MARTIN: What Rodney said about me is amazing.  To hear it from his voice is unbelievable.  I think he knows that I’m trying to do my own thing.  He can really see that in my skating.  And he can appreciate that I’m pushing my skating in the same way that he wants to push his skating.  We have a similar mindset in that way.  The joy I get from skating, when I’m creating something new and I’m successful, is ultimate joy.  When I think of an idea that might be impossible, and then I make it possible for me, that’s where my inspiration comes from.  That’s why I do it.  I think that is something that Rodney and I can both relate to, we both push our own personal boundaries of skating.

RIS: There aren’t very many people that attempt to skate like you or Rodney.  Most kids are trying to imitate a more mainstream style of street skating and tricks.  Do you think that’s going to change?

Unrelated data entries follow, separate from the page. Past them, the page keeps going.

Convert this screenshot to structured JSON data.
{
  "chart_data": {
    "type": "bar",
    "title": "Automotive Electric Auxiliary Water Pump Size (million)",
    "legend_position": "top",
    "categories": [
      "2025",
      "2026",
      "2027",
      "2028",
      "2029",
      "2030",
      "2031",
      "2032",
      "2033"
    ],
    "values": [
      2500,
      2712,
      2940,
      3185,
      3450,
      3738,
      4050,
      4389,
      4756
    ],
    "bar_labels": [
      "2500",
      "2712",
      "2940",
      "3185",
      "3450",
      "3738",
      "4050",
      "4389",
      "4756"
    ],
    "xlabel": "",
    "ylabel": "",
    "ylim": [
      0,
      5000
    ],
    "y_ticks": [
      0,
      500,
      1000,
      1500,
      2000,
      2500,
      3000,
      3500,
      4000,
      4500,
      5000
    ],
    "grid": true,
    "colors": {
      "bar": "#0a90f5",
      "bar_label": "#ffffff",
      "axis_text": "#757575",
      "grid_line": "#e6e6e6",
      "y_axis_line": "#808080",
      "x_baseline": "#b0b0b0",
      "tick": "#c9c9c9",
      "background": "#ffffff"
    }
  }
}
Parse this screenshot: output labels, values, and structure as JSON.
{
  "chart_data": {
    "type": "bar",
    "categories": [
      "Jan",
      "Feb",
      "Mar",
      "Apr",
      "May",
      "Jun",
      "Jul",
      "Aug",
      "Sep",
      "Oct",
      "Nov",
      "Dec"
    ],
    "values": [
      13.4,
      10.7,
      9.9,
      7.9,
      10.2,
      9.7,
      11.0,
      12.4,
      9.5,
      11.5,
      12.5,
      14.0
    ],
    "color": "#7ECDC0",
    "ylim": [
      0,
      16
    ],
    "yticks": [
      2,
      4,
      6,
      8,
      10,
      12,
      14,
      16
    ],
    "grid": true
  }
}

MARTIN: I really don’t know.  After the last interview I read from Stacy Peralta, he said that the industry has been really pushing and promoting for so many years the same exact kind of skating and after a while, people will get tired of it.  It’s the same with everything.  You could have a favorite food, the most amazing flavor and taste.  But if you have it everyday, over and over, there’s going to be a day that you’re not going to like it anymore, maybe even hate it.  I think it’s going to last a few more years before people look at skating differently.  Stacy also said that the rise in popularity of the small plastic skateboards is the public’s way of lashing back at the industry and telling it that they want something completely different.  I think skating shouldn’t be defined as just one thing.  Skaters should be able to open their minds a little more and try different things.  It’s an art and should be expressed in a variety of different ways and still be able to be called skateboarding.

RIS: What’s the future for skateboarding? 

MARTIN: I’m not sure and I’m not worried about that.  Even if not one other person is doing what I am doing, I’m still going to do it.  I only focus on what I can control, which is me.  If I get more attention or less attention, I’m still going to be doing the same thing, because it’s what I love.